In the US "Pork" is much more transparent quid pro quo due to the regional counterbalance of their EEE senate. Here in Canada it is all "quid" and no "pro". And rarely is it so blantantly criminal as Adscam.

Turning our democracy into one based on PR will turn this country into a quivering pile of directionless Jello.

25/2/05 2:43 PM  
Peter Loewen:

Gord: "a quivering pile of directionless Jello." Now that's a conjecture that can be falsified. I am glad this debate is occuring on precise grounds.

Certainly, what we do not see in our own country is the blatant and constant money amendments which are made to American bills. Because on so many pieces of important legislation in the US every Senator has to be courted with some pork, the spending is higher. In a party system, where leaders can control these demands, this is less an issue.

This is only to say that the American system itself does not constrain costs. It is the general American aversion to universal programs which achieves this. And you're right, we can it entitlement here, but it's not a virtue of our electoral system, and nor would it dissappear under another system.

25/2/05 3:31 PM  
Gord Tulk:

Peter:

How do you propose to falsify my conjecture? When I was typing it I almost retracted it as it seems to me we are quite possibly almost there - witness our ruling party's pathetic dithering on missle defense and the rather tepid response from Canadians over the "decision".

Returning to the question of pork -I reiterate that Canadian political pork is done either on a macro scale or behind closed doors.

An example that many may be able to bear witness to: In eastern Canada, particularly Newfoundland all of the airports no matter how inconsequential have been elaborately rebuilt at a cost in the millions. The transport minister at the time - John Crosbie. He makes no bones about what he did. There was no act of parliament that sanctioned it.

Take a look at how ACOA and the Business Development bank have ladled out their cash or what these billion dollar foundations are doing (we don't know and parliament is powerless to find out).

You submit that the level of government spending is less in the US than in Canada due to the general American aversion to universal programs. I would submit that it is due to the very public process and the checks and balances that exist in their political system. Rest assured that if Alberta was properly represented and empowered in Ottawa government spending and pork would be greatly reduced.

25/2/05 7:04 PM  
Peter Loewen:

Hmm, Gord. Good points for the most part. A question, and then a clarification. Which, pray tell, is the government that spends the most per citizen in Canada? A clue: it starts with A and ends with lberta.

But more seriously, my point is that if you introduced the American system in Canada I think you would see more spending overall.
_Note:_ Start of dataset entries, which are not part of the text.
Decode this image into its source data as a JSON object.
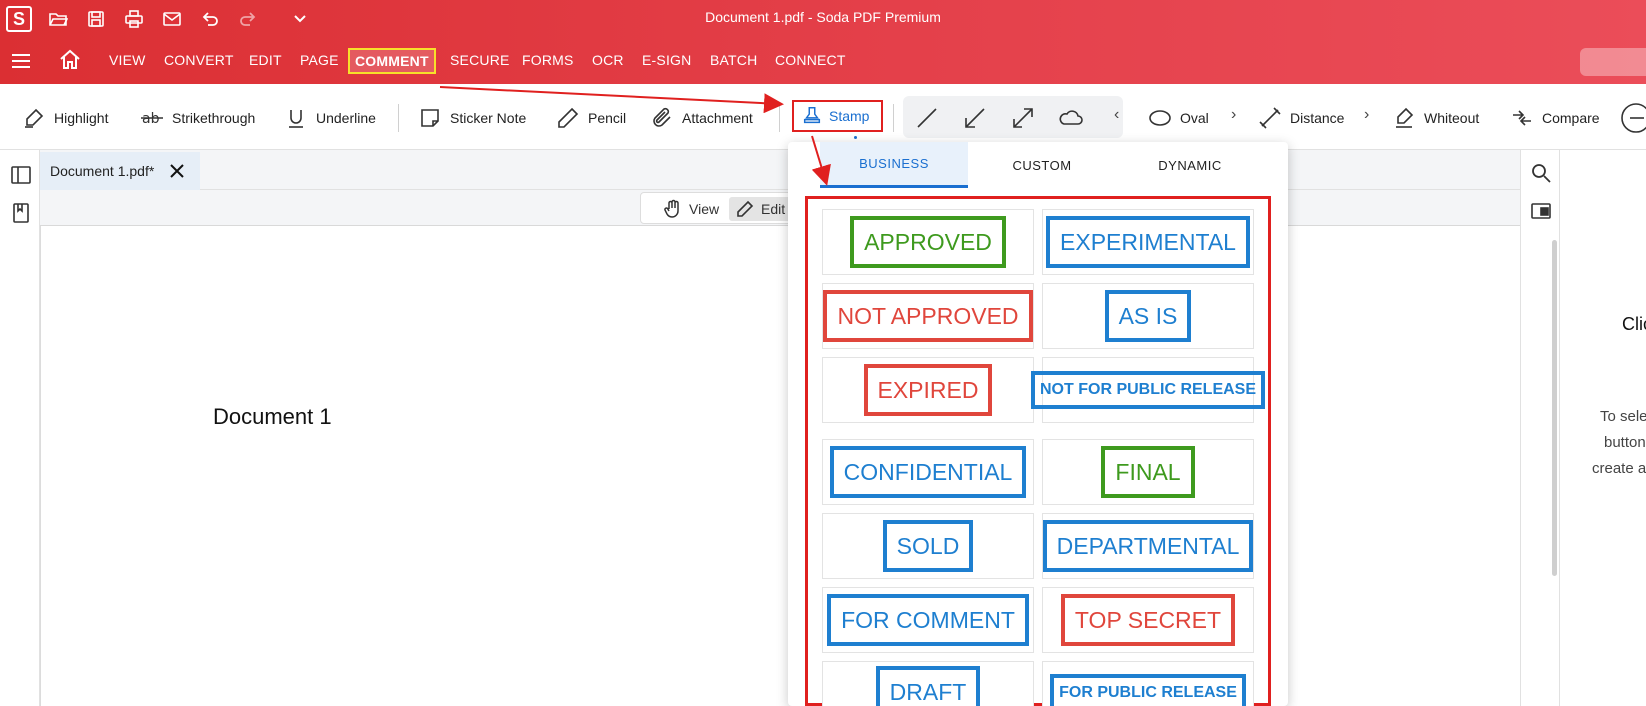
{
  "window": {
    "title": "Document 1.pdf   -   Soda PDF Premium",
    "logo": "S"
  },
  "quick_access": [
    {
      "name": "open-folder-icon"
    },
    {
      "name": "save-icon"
    },
    {
      "name": "print-icon"
    },
    {
      "name": "mail-icon"
    },
    {
      "name": "undo-icon"
    },
    {
      "name": "redo-icon"
    },
    {
      "name": "chevron-down-icon"
    }
  ],
  "menu": {
    "items": [
      "VIEW",
      "CONVERT",
      "EDIT",
      "PAGE",
      "COMMENT",
      "SECURE",
      "FORMS",
      "OCR",
      "E-SIGN",
      "BATCH",
      "CONNECT"
    ],
    "active": "COMMENT"
  },
  "ribbon": {
    "highlight": "Highlight",
    "strikethrough": "Strikethrough",
    "underline": "Underline",
    "sticker_note": "Sticker Note",
    "pencil": "Pencil",
    "attachment": "Attachment",
    "stamp": "Stamp",
    "oval": "Oval",
    "distance": "Distance",
    "whiteout": "Whiteout",
    "compare": "Compare",
    "chev_left": "‹",
    "chev_right": "›"
  },
  "document_tab": {
    "label": "Document 1.pdf*"
  },
  "view_toolbar": {
    "view": "View",
    "edit": "Edit"
  },
  "page": {
    "text": "Document 1"
  },
  "right_panel": {
    "title": "Clic",
    "lines": [
      "To sele",
      "button",
      "create a"
    ]
  },
  "stamp_menu": {
    "tabs": [
      "BUSINESS",
      "CUSTOM",
      "DYNAMIC"
    ],
    "active_tab": "BUSINESS",
    "stamps": [
      {
        "label": "APPROVED",
        "color": "#3e9a1e"
      },
      {
        "label": "EXPERIMENTAL",
        "color": "#1e7fd0"
      },
      {
        "label": "NOT APPROVED",
        "color": "#e0463c"
      },
      {
        "label": "AS IS",
        "color": "#1e7fd0"
      },
      {
        "label": "EXPIRED",
        "color": "#e0463c"
      },
      {
        "label": "NOT FOR PUBLIC RELEASE",
        "color": "#1e7fd0"
      },
      {
        "label": "CONFIDENTIAL",
        "color": "#1e7fd0"
      },
      {
        "label": "FINAL",
        "color": "#3e9a1e"
      },
      {
        "label": "SOLD",
        "color": "#1e7fd0"
      },
      {
        "label": "DEPARTMENTAL",
        "color": "#1e7fd0"
      },
      {
        "label": "FOR COMMENT",
        "color": "#1e7fd0"
      },
      {
        "label": "TOP SECRET",
        "color": "#e0463c"
      },
      {
        "label": "DRAFT",
        "color": "#1e7fd0"
      },
      {
        "label": "FOR PUBLIC RELEASE",
        "color": "#1e7fd0"
      }
    ]
  },
  "colors": {
    "brand_red": "#db2f33",
    "accent_blue": "#1a6fd0",
    "highlight_yellow": "#f7e02a",
    "annotation_red": "#e0201f"
  }
}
This is because not only would cabinet ministers be empowered to prime the pump, comme Crosby, but also individual backbenchers, especially when their support was needed to pass a bill. In short, I think a move to an American system would likely lead to more spending because backbenchers and cabinet ministers could exercise this type of pork, in addition to all that we already see.

As for the billion dollar foundations, the jury is out on them, so we ought to be careful about our judgement of them. Frankly, I think they are probably more responsible, particularly because they are not subject to political control. While political control can curb spending and excess in a competitive system, it hardly does in what we would both agree is effectively a one-party state.

Finally, your observation on East Coast airports is right on the money.